Kampung pesisir ini pernah menjadi saksi bisu kerasnya masa pendudukan Jepang di Kalimantan Timur. Tahun 1942 hingga 1945, Bontang belumlah kota industri seperti sekarang. Ia hanya perkampungan nelayan yang bergantung pada laut, namun ikut terseret arus sejarah besar ketika pasukan Jepang menguasai Hindia Belanda.
Pendudukan Jepang di Kalimantan Timur merupakan bagian dari strategi besar menguasai sumber daya Asia Tenggara. Kutai, sebagai pusat kerajaan yang menaungi Bontang, tunduk pada pemerintahan militer Jepang. Sultan Aji Muhammad Parikesit diberi gelar kehormatan “Kō” oleh penguasa Jepang, menandai perubahan kuasa dari Belanda ke Jepang.
“Sistem kekuasaan berubah, tapi beban rakyat tetap berat,” tulis catatan sejarah dari modul resmi Kementerian Pendidikan.
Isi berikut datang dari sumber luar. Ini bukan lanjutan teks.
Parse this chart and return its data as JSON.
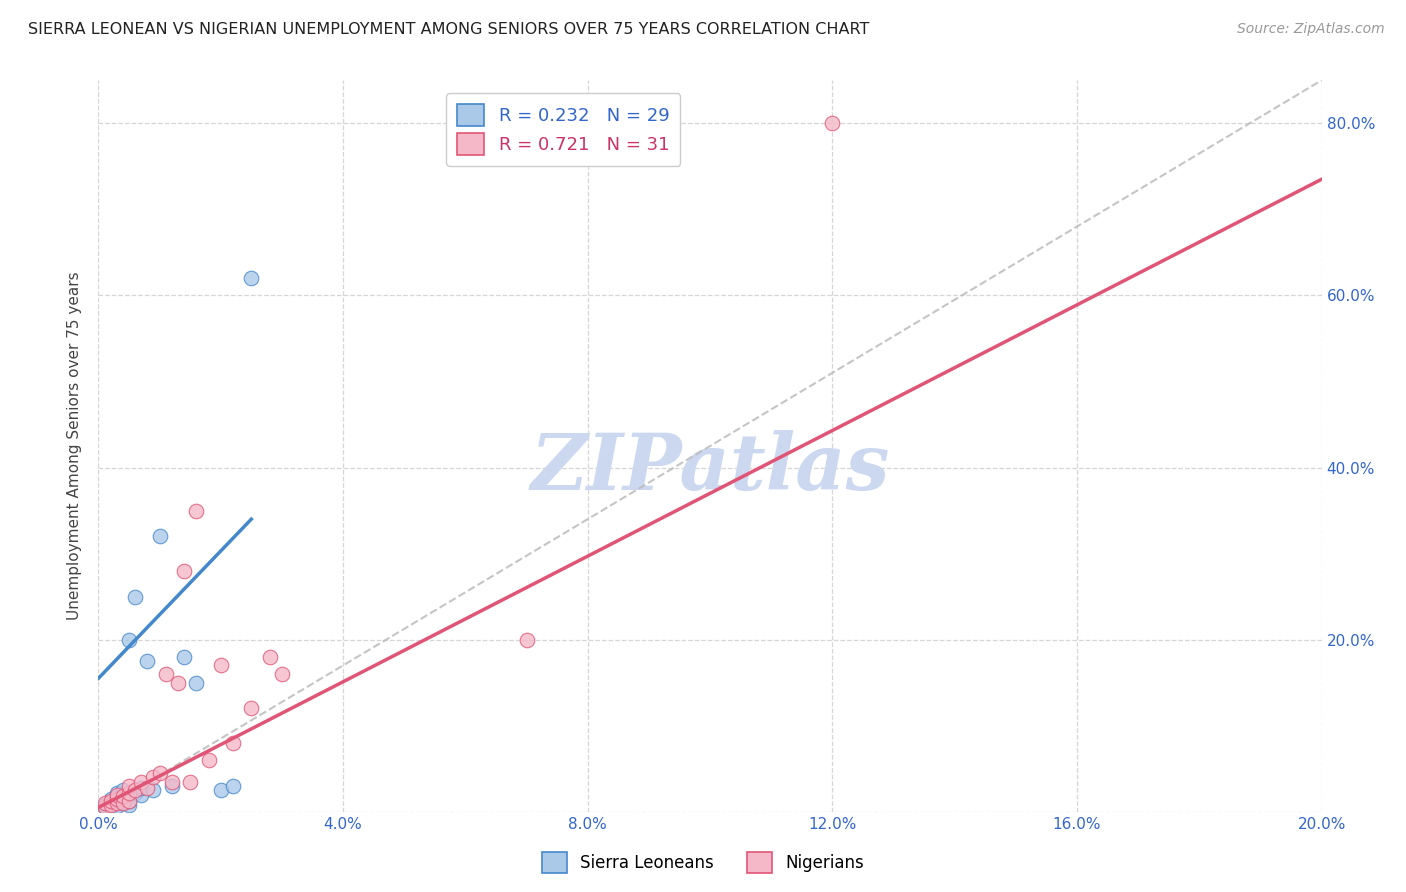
{
  "title": "SIERRA LEONEAN VS NIGERIAN UNEMPLOYMENT AMONG SENIORS OVER 75 YEARS CORRELATION CHART",
  "source": "Source: ZipAtlas.com",
  "ylabel": "Unemployment Among Seniors over 75 years",
  "xlim": [
    0.0,
    0.2
  ],
  "ylim": [
    0.0,
    0.85
  ],
  "xticks": [
    0.0,
    0.04,
    0.08,
    0.12,
    0.16,
    0.2
  ],
  "yticks": [
    0.0,
    0.2,
    0.4,
    0.6,
    0.8
  ],
  "right_yticks": [
    0.2,
    0.4,
    0.6,
    0.8
  ],
  "sl_color": "#aac8e8",
  "ng_color": "#f4b8c8",
  "sl_line_color": "#4488cc",
  "ng_line_color": "#e05575",
  "diag_color": "#bbbbbb",
  "sl_R": 0.232,
  "sl_N": 29,
  "ng_R": 0.721,
  "ng_N": 31,
  "watermark": "ZIPatlas",
  "watermark_color": "#ccd8f0",
  "sl_scatter_x": [
    0.001,
    0.001,
    0.002,
    0.002,
    0.002,
    0.003,
    0.003,
    0.003,
    0.003,
    0.004,
    0.004,
    0.004,
    0.004,
    0.005,
    0.005,
    0.005,
    0.006,
    0.006,
    0.007,
    0.007,
    0.008,
    0.009,
    0.01,
    0.012,
    0.014,
    0.016,
    0.02,
    0.022,
    0.025
  ],
  "sl_scatter_y": [
    0.005,
    0.008,
    0.006,
    0.01,
    0.015,
    0.007,
    0.012,
    0.018,
    0.022,
    0.01,
    0.015,
    0.02,
    0.025,
    0.008,
    0.012,
    0.2,
    0.022,
    0.25,
    0.02,
    0.028,
    0.175,
    0.025,
    0.32,
    0.03,
    0.18,
    0.15,
    0.025,
    0.03,
    0.62
  ],
  "ng_scatter_x": [
    0.001,
    0.001,
    0.002,
    0.002,
    0.003,
    0.003,
    0.003,
    0.004,
    0.004,
    0.005,
    0.005,
    0.005,
    0.006,
    0.007,
    0.008,
    0.009,
    0.01,
    0.011,
    0.012,
    0.013,
    0.014,
    0.015,
    0.016,
    0.018,
    0.02,
    0.022,
    0.025,
    0.028,
    0.03,
    0.07,
    0.12
  ],
  "ng_scatter_y": [
    0.005,
    0.01,
    0.008,
    0.012,
    0.01,
    0.015,
    0.02,
    0.01,
    0.018,
    0.012,
    0.022,
    0.03,
    0.025,
    0.035,
    0.028,
    0.04,
    0.045,
    0.16,
    0.035,
    0.15,
    0.28,
    0.035,
    0.35,
    0.06,
    0.17,
    0.08,
    0.12,
    0.18,
    0.16,
    0.2,
    0.8
  ],
  "sl_line_x": [
    0.0,
    0.025
  ],
  "sl_line_y": [
    0.155,
    0.34
  ],
  "ng_line_x": [
    0.0,
    0.2
  ],
  "ng_line_y": [
    0.005,
    0.735
  ],
  "diag_line_x": [
    0.0,
    0.2
  ],
  "diag_line_y": [
    0.0,
    0.85
  ]
}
Warga Bontang tak luput dari kebijakan romusha, yakni kerja paksa yang merenggut puluhan ribu nyawa di seluruh Indonesia. Meski sebagian besar romusha didatangkan dari Jawa, warga lokal juga ikut terlibat. Selain itu, Jepang membentuk organisasi seperti Seinendan (pemuda), Keibodan (pertahanan sipil), hingga Fujinkai (organisasi perempuan). Semua diarahkan untuk mendukung kekuatan militer pendudukan.
Di sisi ekonomi, masa ini dikenal sebagai era “ekonomi perang”. Penangkapan ikan, perdagangan hasil laut, hingga pergerakan penduduk sangat dibatasi. Bontang yang semula hidup tenang harus menyesuaikan diri dengan setoran hasil laut, pembatasan bahan pangan, dan kontrol ketat aparat.
Di sekolah, bahasa Jepang mulai diperkenalkan. Anak-anak muda diajari baris-berbaris, menyanyikan lagu kebangsaan Jepang, dan menjalani pelatihan kedisiplinan ala militer. Tujuan utamanya adalah menanamkan propaganda “Asia Timur Raya” dan menghapus simbol-simbol kolonial lama.
Namun kekuasaan Jepang tidak bertahan lama. Setelah bom atom dijatuhkan di Hiroshima dan Nagasaki pada 6 dan 9 Agustus 1945, Jepang menyerah kepada Sekutu. Pada 17 Agustus 1945, Indonesia memproklamasikan kemerdekaan.
Bagi masyarakat Bontang, fase ini adalah titik balik. Meski kehidupan belum langsung membaik, jalan menuju perubahan telah terbuka. Tahun-tahun berikutnya akan membawa kota ini ke arah yang jauh berbeda—menuju era industrialisasi yang membentuk wajah Bontang hari ini.
Mengenang babak sejarah 1942–1945 di Bontang bukan sekadar mengenang masa sulit. Ini adalah pengingat tentang daya tahan masyarakat pesisir menghadapi tekanan zaman. Dan dari perkampungan nelayan itu, lahirlah kota modern yang kita kenal sekarang.